Le sénateur républicain Lindsey Graham, proche allié du président américain Donald Trump et figure majeure du Congrès sur les questions de politique étrangère, est mort samedi soir à l’âge de 71 ans, a annoncé son bureau. Son décès est survenu à la suite d’une maladie « brève et soudaine » ,sans fournir davantage de précisions. (AP News)
Selon des échanges radio des services médicaux d’urgence, les secours ont reçu vers 21 heures un appel signalant une personne souffrant de douleurs à la poitrine dans une résidence de Capitol Hill appartenant au sénateur. Environ vingt-cinq minutes plus tard, les équipes d’intervention ont indiqué que l’occupant de la maison était en arrêt cardiaque. Il s’agissait de Lindsey Graham, dont la disparition prive le Parti républicain de l’une de ses principales figures nationales.
Dans un communiqué publié sur les réseaux sociaux, son équipe a indiqué que la famille du sénateur remerciait le public pour ses prières et demandait que « son intimité soit respectée pendant cette période difficile».
Élu au Sénat en 2002 pour représenter la Caroline du Sud, Lindsey Graham effectuait son quatrième mandat et préparait sa candidature à un cinquième. Il avait auparavant siégé à la Chambre des représentants à partir de 1995.
Candidat à l’investiture républicaine pour l’élection présidentielle de 2016, il avait initialement affronté Donald Trump et contesté son aptitude à exercer la présidence. Graham était ensuite devenu l’un de ses principaux alliés au Congrès, entretenant avec lui des échanges réguliers et jouant un rôle de conseiller informel sur plusieurs dossiers internationaux.
Le sénateur défendait une ligne interventionniste en matière de politique étrangère. Il soutenait un engagement militaire et diplomatique renforcé des États-Unis, particulièrement face à l’Iran et à la Russie. La veille de l’annonce de son décès, il avait indiqué être parvenu à un accord avec l’administration Trump pour faire avancer un nouveau train de sanctions contre Moscou.
Lindsey Graham revenait également d’Ukraine, où il avait rencontré le président Volodymyr Zelensky. Il s’agissait de sa dixième visite dans le pays depuis le début de la guerre. Le sénateur comptait parmi les principaux défenseurs du maintien de l’aide américaine à Kyiv.
Trump salue « un véritable patriote américain »
Donald Trump a également réagi à la disparition de Lindsey Graham dans un message publié sur son réseau social. Le président américain y décrit le sénateur comme « l’une des plus grandes personnes et l’un des plus grands sénateurs » qu’il ait connus.
« Il travaillait sans relâche et était un véritable patriote américain. Lindsey nous manquera énormément », a écrit Donald Trump, en précisant que les informations relatives aux funérailles et aux cérémonies d’hommage seraient communiquées ultérieurement.
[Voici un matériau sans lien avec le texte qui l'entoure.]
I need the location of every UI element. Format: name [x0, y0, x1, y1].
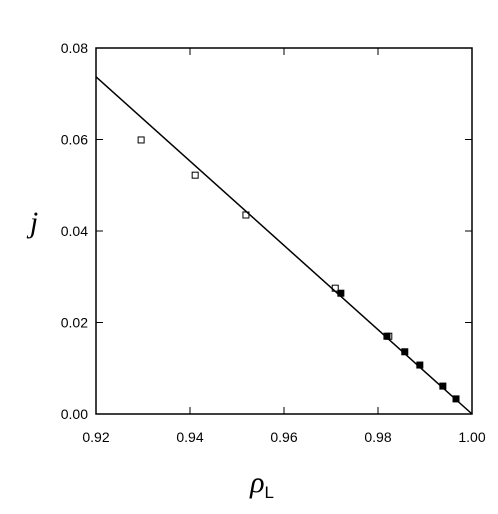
data-point: [191, 171, 199, 179]
y-tick-label: 0.06: [61, 132, 88, 148]
x-tick-label: 1.00: [458, 429, 485, 445]
y-tick-label: 0.00: [61, 406, 88, 422]
x-axis-symbol: ρ: [249, 466, 264, 499]
x-tick-label: 0.96: [270, 429, 297, 445]
y-tick-label: 0.08: [61, 40, 88, 56]
x-axis-subscript: L: [264, 483, 273, 502]
fit-line: [95, 76, 473, 415]
y-tick-label: 0.02: [61, 315, 88, 331]
data-point: [137, 136, 145, 144]
x-tick-label: 0.92: [82, 429, 109, 445]
x-axis-label: ρL: [249, 466, 274, 502]
y-axis-label: j: [26, 206, 38, 239]
plot-frame: [95, 47, 473, 415]
y-tick-label: 0.04: [61, 223, 88, 239]
x-tick-label: 0.94: [176, 429, 203, 445]
data-point: [383, 332, 391, 340]
x-tick-label: 0.98: [364, 429, 391, 445]
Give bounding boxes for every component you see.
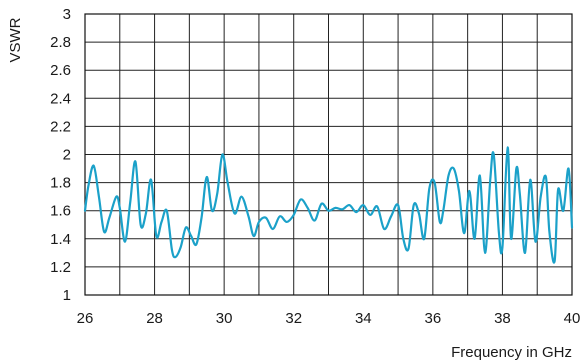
y-tick-label: 1.4 — [50, 231, 71, 248]
x-tick-label: 30 — [216, 310, 233, 327]
x-axis-label: Frequency in GHz — [451, 344, 572, 361]
x-tick-label: 32 — [285, 310, 302, 327]
x-tick-label: 28 — [146, 310, 163, 327]
y-tick-label: 2.8 — [50, 34, 71, 51]
y-tick-label: 2.2 — [50, 118, 71, 135]
x-tick-label: 34 — [355, 310, 372, 327]
x-tick-label: 40 — [564, 310, 581, 327]
y-axis-label: VSWR — [7, 17, 24, 62]
y-tick-label: 3 — [63, 6, 71, 23]
x-tick-label: 38 — [494, 310, 511, 327]
y-tick-label: 2.6 — [50, 62, 71, 79]
plot-border — [84, 13, 573, 296]
y-tick-label: 1.6 — [50, 203, 71, 220]
y-tick-label: 1.2 — [50, 259, 71, 276]
plot-frame — [84, 13, 573, 296]
y-tick-label: 2.4 — [50, 90, 71, 107]
y-tick-label: 2 — [63, 147, 71, 164]
grid — [84, 13, 573, 296]
x-tick-labels: 26 28 30 32 34 36 38 40 — [77, 310, 581, 327]
series-layer — [83, 146, 574, 264]
y-tick-labels: 1 1.2 1.4 1.6 1.8 2 2.2 2.4 2.6 2.8 3 — [50, 6, 71, 304]
vswr-series-line — [83, 146, 574, 264]
y-tick-label: 1.8 — [50, 175, 71, 192]
y-tick-label: 1 — [63, 287, 71, 304]
x-tick-label: 26 — [77, 310, 94, 327]
x-tick-label: 36 — [425, 310, 442, 327]
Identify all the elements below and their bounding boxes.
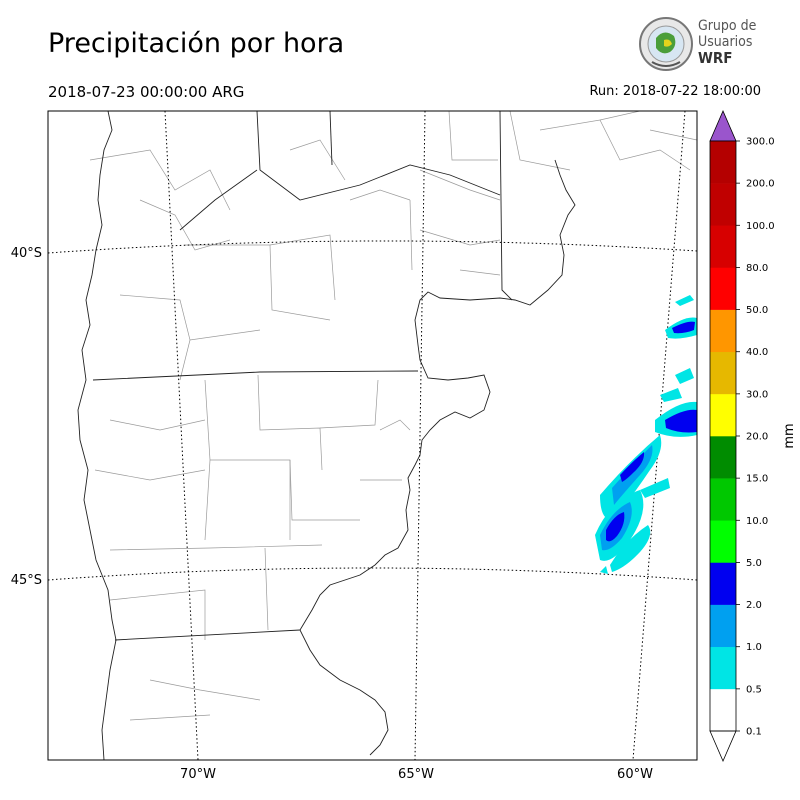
colorbar-tick-label: 80.0: [746, 263, 768, 274]
colorbar-segment: [710, 183, 736, 226]
map-frame: [47, 110, 698, 761]
colorbar-tick-label: 0.1: [746, 727, 762, 738]
wrf-logo: Grupo de Usuarios WRF: [638, 16, 762, 72]
colorbar-segment: [710, 351, 736, 395]
lat-label: 40°S: [11, 246, 42, 261]
colorbar-tick-label: 10.0: [746, 516, 768, 527]
colorbar-segment: [710, 141, 736, 184]
latitude-labels: 40°S 45°S: [11, 246, 42, 588]
precipitation-cells: [595, 295, 697, 574]
colorbar-segment: [710, 604, 736, 648]
colorbar-tick-label: 0.5: [746, 684, 762, 695]
colorbar-extend-bottom: [709, 730, 737, 763]
logo-line-1: Grupo de: [698, 18, 757, 34]
colorbar-tick-label: 1.0: [746, 642, 762, 653]
colorbar-unit: mm: [782, 423, 797, 448]
colorbar-tick-label: 300.0: [746, 137, 775, 148]
colorbar-tick-label: 200.0: [746, 179, 775, 190]
colorbar-segment: [710, 562, 736, 605]
colorbar-tick-label: 15.0: [746, 474, 768, 485]
logo-line-2: Usuarios: [698, 34, 753, 50]
lon-label: 60°W: [617, 767, 653, 782]
western-border: [77, 111, 117, 760]
colorbar-segment: [710, 393, 736, 437]
colorbar: 0.1 0.5 1.0 2.0 5.0 10.0 15.0 20.0 30.0 40.0 50.0 8…: [709, 109, 797, 763]
colorbar-segment: [710, 309, 736, 353]
colorbar-tick-label: 30.0: [746, 389, 768, 400]
province-boundaries: [92, 111, 513, 641]
map-background: [48, 111, 697, 760]
colorbar-segment: [710, 267, 736, 310]
colorbar-extend-top: [709, 109, 737, 142]
colorbar-tick-label: 20.0: [746, 432, 768, 443]
colorbar-tick-label: 2.0: [746, 600, 762, 611]
colorbar-tick-label: 100.0: [746, 221, 775, 232]
lon-label: 70°W: [180, 767, 216, 782]
logo-text: Grupo de Usuarios WRF: [698, 18, 756, 66]
globe-icon: [639, 17, 693, 71]
admin-boundaries: [89, 111, 697, 721]
map-title: Precipitación por hora: [48, 28, 345, 59]
colorbar-segment: [710, 436, 736, 479]
colorbar-segment: [710, 520, 736, 563]
lat-label: 45°S: [11, 573, 42, 588]
lon-label: 65°W: [398, 767, 434, 782]
logo-line-3: WRF: [698, 49, 733, 67]
colorbar-tick-label: 40.0: [746, 347, 768, 358]
colorbar-tick-label: 5.0: [746, 558, 762, 569]
run-time: Run: 2018-07-22 18:00:00: [589, 84, 761, 99]
valid-time: 2018-07-23 00:00:00 ARG: [48, 83, 245, 101]
colorbar-segment: [710, 646, 736, 690]
colorbar-tick-label: 50.0: [746, 305, 768, 316]
graticule: [48, 111, 697, 760]
colorbar-segment: [710, 688, 736, 732]
colorbar-segment: [710, 225, 736, 268]
longitude-labels: 70°W 65°W 60°W: [180, 767, 653, 782]
coastline: [299, 159, 576, 756]
colorbar-segment: [710, 478, 736, 521]
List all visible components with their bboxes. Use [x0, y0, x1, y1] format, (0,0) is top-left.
Un défenseur des alliances américaines au Moyen-Orient
Au Moyen-Orient, Graham s’était imposé comme l’un des soutiens les plus constants d’Israël, des Accords d’Abraham et d’une politique de fermeté à l’égard de l’Iran. Il avait soutenu les frappes américaines contre les installations nucléaires iraniennes et plaidait depuis plusieurs années pour limiter les capacités nucléaires et balistiques de Téhéran.
Dans un hommage consacré au sénateur, L’Observateur du Maroc et d’Afrique estime que les États-Unis perdent « un grand serviteur de la nation » et que le Moyen-Orient perd « l’un des plus fervents défenseurs des Accords d’Abraham ».
La publication marocaine rappelle que Lindsey Graham considérait la réconciliation entre Israël et les pays arabes comme un instrument de transformation politique et économique de la région. Il avait ainsi encouragé l’élargissement des Accords d’Abraham, conclus en 2020 avec la participation du Maroc, des Émirats arabes unis, de Bahreïn et du Soudan.
L’Observateur du Maroc et d’Afrique présente également le sénateur comme l’un des principaux représentants d’une doctrine associant sécurité, alliances stratégiques et coopération économique. Selon le magazine, Graham défendait l’idée que la sécurité constituait une condition indispensable à l’établissement d’une paix durable.
Sa disparition intervient alors que plusieurs dossiers qu’il suivait directement restent au centre de la politique étrangère américaine : la confrontation avec l’Iran, la guerre en Ukraine, les sanctions contre la Russie, la sécurité d’Israël et l’avenir des partenariats noués entre Washington et les pays arabes.
Lindsey Graham laisse derrière lui plus de trente années de carrière au Congrès américain et l’image d’un responsable politique qui aura exercé une influence importante sur les orientations diplomatiques et sécuritaires du Parti républicain.